Drought transforming farmland to wasteland

? Puffy white clouds dot spacious blue skies over drought-ravaged southwestern Kansas, but third-generation farmer Jerald Phelps really isn’t watching.

What he wants to see and hasn’t in more months than he cares to count are dark, ominous storm clouds filled with rain waiting to be dumped on the dry, dusty ground.

Jerald Phelps looks over his drought-damaged corn crop on his farm near Ulysses. Fall crops are shriveling up in the field as a prolonged drought continues in southwest Kansas.

“I don’t look at them until they turn dark. When they turn dark, we’ll worry about them,” said Phelps, who works 2,800 acres in Grant County. Half is in irrigated hay, corn and wheat; the rest is in dryland wheat and milo.

During one of the driest periods on record for the state, Phelps lives in one of the driest counties, where tractors kick up dust clouds and stock ponds are wasting to stock puddles.

“The weeds won’t even grow,” commented Mike Brewer, who farms about 1,200 acres and has about 60 head of cattle, also outside Ulysses.

“What bothers me most is this isn’t something we can get through immediately.
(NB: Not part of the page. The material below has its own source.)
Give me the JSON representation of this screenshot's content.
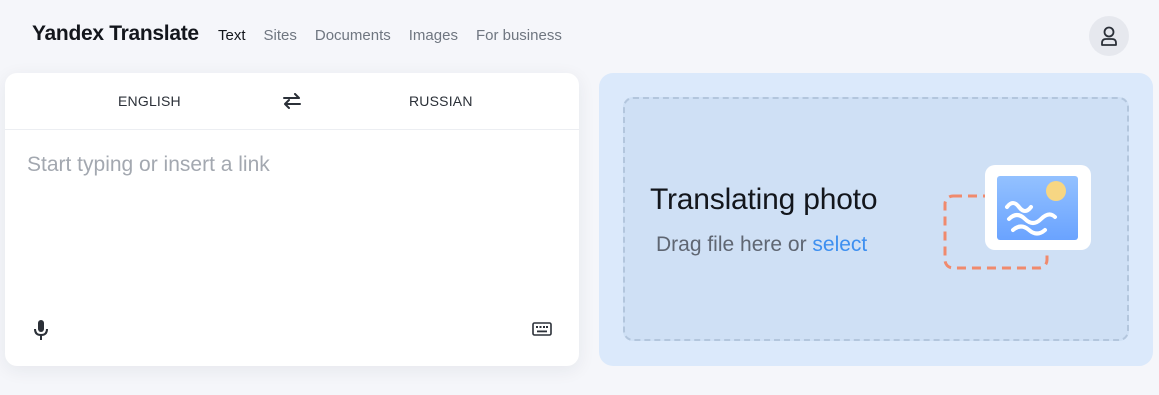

You don’t get out of a drought overnight,” he added.

‘Getting too late’

From June 2001 through last month, the National Weather Service recorded 11.98 inches of rain in the area, 8 inches less than the 12-month average.

“If we are at an 8-inch deficit, we will need 24 inches to put it back on track,” said Darl Henson, the county agricultural extension agent.
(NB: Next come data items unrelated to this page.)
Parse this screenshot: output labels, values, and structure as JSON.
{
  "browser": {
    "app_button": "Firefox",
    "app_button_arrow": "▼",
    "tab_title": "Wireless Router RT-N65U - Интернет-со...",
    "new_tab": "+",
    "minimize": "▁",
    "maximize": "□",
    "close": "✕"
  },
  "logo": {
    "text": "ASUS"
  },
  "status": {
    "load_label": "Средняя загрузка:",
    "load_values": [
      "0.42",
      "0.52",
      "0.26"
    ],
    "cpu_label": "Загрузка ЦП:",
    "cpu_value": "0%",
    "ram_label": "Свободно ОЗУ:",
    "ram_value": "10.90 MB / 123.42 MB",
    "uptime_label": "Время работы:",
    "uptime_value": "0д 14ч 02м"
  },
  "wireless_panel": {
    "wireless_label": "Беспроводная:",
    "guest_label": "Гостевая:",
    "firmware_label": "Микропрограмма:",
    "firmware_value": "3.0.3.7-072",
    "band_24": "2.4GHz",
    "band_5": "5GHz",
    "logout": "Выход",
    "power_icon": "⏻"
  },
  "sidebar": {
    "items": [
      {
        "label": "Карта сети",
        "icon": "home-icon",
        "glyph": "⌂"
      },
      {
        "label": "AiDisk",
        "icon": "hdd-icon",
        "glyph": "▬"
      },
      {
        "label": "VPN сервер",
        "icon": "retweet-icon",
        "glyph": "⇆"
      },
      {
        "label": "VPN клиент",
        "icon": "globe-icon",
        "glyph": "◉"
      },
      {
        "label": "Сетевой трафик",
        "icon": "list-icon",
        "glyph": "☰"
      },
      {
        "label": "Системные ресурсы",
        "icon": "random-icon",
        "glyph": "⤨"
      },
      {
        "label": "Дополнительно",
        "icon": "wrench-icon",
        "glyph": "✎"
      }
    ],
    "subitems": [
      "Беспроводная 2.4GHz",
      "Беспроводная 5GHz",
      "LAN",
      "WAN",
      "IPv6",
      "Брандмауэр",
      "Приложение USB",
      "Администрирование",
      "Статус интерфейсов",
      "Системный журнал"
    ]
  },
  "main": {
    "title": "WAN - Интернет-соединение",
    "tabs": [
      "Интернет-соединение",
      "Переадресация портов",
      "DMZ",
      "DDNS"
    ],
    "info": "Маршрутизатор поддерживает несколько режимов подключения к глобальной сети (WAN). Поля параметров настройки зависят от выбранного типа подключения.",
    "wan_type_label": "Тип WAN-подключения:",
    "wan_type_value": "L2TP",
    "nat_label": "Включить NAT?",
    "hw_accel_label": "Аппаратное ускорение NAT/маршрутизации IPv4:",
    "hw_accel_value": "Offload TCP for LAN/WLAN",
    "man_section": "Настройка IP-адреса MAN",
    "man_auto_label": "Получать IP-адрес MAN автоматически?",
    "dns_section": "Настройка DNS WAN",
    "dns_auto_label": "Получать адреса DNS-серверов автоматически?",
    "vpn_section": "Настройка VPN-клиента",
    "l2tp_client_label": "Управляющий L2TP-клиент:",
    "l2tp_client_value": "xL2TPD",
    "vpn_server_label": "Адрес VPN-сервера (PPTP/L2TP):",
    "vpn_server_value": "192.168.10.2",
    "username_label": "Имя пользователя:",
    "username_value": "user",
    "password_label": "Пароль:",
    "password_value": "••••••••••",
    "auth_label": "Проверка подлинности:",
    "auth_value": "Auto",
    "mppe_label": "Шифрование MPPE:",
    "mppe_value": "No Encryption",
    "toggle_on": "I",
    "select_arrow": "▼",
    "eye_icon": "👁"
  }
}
Another measurement is moisture content of topsoil and subsoil. In southwest Kansas, the measurements for both are either “very short” or “short.”

“We have had some isolated areas that got rain, but for the most part no significant rainfall,” Henson said. “As a general rule, it is getting too late to help this year’s crop.”
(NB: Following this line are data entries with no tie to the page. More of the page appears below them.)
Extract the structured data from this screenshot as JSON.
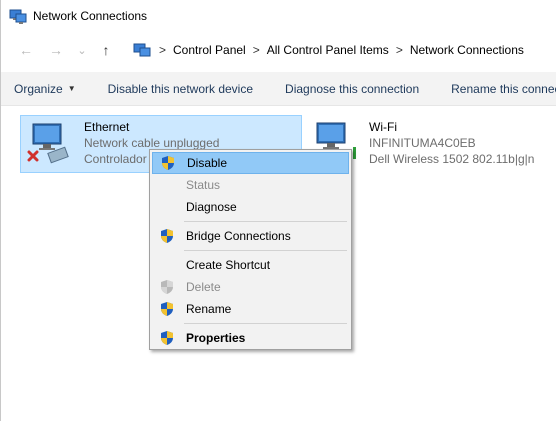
{
  "window": {
    "title": "Network Connections"
  },
  "address": {
    "crumbs": [
      "Control Panel",
      "All Control Panel Items",
      "Network Connections"
    ],
    "separator": ">"
  },
  "nav": {
    "back": "←",
    "forward": "→",
    "recent": "⌄",
    "up": "↑"
  },
  "toolbar": {
    "organize": "Organize",
    "disable": "Disable this network device",
    "diagnose": "Diagnose this connection",
    "rename": "Rename this connection"
  },
  "connections": [
    {
      "name": "Ethernet",
      "status": "Network cable unplugged",
      "adapter": "Controlador Realtek"
    },
    {
      "name": "Wi-Fi",
      "status": "INFINITUMA4C0EB",
      "adapter": "Dell Wireless 1502 802.11b|g|n"
    }
  ],
  "context_menu": {
    "items": [
      {
        "label": "Disable",
        "shield": true,
        "disabled": false,
        "highlighted": true
      },
      {
        "label": "Status",
        "shield": false,
        "disabled": true
      },
      {
        "label": "Diagnose",
        "shield": false,
        "disabled": false
      },
      {
        "label": "Bridge Connections",
        "shield": true,
        "disabled": false
      },
      {
        "label": "Create Shortcut",
        "shield": false,
        "disabled": false
      },
      {
        "label": "Delete",
        "shield": true,
        "disabled": true
      },
      {
        "label": "Rename",
        "shield": true,
        "disabled": false
      },
      {
        "label": "Properties",
        "shield": true,
        "disabled": false,
        "bold": true
      }
    ]
  },
  "colors": {
    "selection_bg": "#cce8ff",
    "menu_highlight": "#91c9f7",
    "command_text": "#1e395b",
    "error_red": "#d0312d"
  }
}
Phelps and other farmers and ranchers in Grant County are resigned to the situation.

“We’re not getting any help from Mother Nature. When you have to put all your water on it to grow, then you don’t have enough,” he said. “This is our third year with insufficient moisture.”

Phelps abandoned 150 acres of his 500-acre hay crop and figured he would be lucky to get 25 percent of his milo crop. He said most farmers have crop insurance, but that won’t cover their losses.

“If you have two or three losses, they argue with you more, and the hassle is ridiculous. The most they will pay is for one half of a crop, and even with that there won’t be a profit,” Phelps said.

A new farm crisis?

To make matters even worse, he said, this year’s snowfall also was abnormally low.

“We had just little skiffs of snow and no more than 4 inches. We depend on getting a little bit of moisture from that,” Phelps said.

Ron Knott, who farms in nearby Hamilton County, said his situation wasn’t any better with his 1,500 acres of milo.

“The milo came up. It just ran out of moisture and it died. I replanted and it hasn’t come up.” he said. “If you don’t have water, you don’t have crops. That is the whole deal.”

Brewer also is executive vice president at Southwest Bank and works closely with farmers and ranchers on their loans. He worries about what could happen.

“It’s forcing everybody back to where we were 10 or 15 years ago. We have had two straight years of not good production,” he said.

Brewer said it costs about $4,000 a month to irrigate a 120-acre crop circle and that’s just figuring for the fuel to run the pumps.

“The costs go up with the lack of rain because you have to use more water,” he said.

Henson said he also worried about the future of farmers.

Cruel irony

“We have guys who had a poor wheat crop and now they are looking at the possibility of a poor fall crop,” he said. “We have the potential to see farmers going out of business.”

To put things in perspective, weather service records at Dodge City show precipitation for the June-to-June period at 43 percent of the average of 25.53 inches.

That’s the second driest since 1874 exceeded only by the June-to-June period for 1952-53, which was at 42 percent. The Dodge City records fairly reflect conditions in the surrounding counties.

Henson said there shouldn’t be concern about the drought creating another Dust Bowl because of changes in farming practices, such as leaving crop stubble in the ground and using chemicals to kill weeds.

Brewer said he sees a certain irony in the situation.

“We have been waiting for the price to go up and it has gone up, but we don’t have anything to sell,” he said.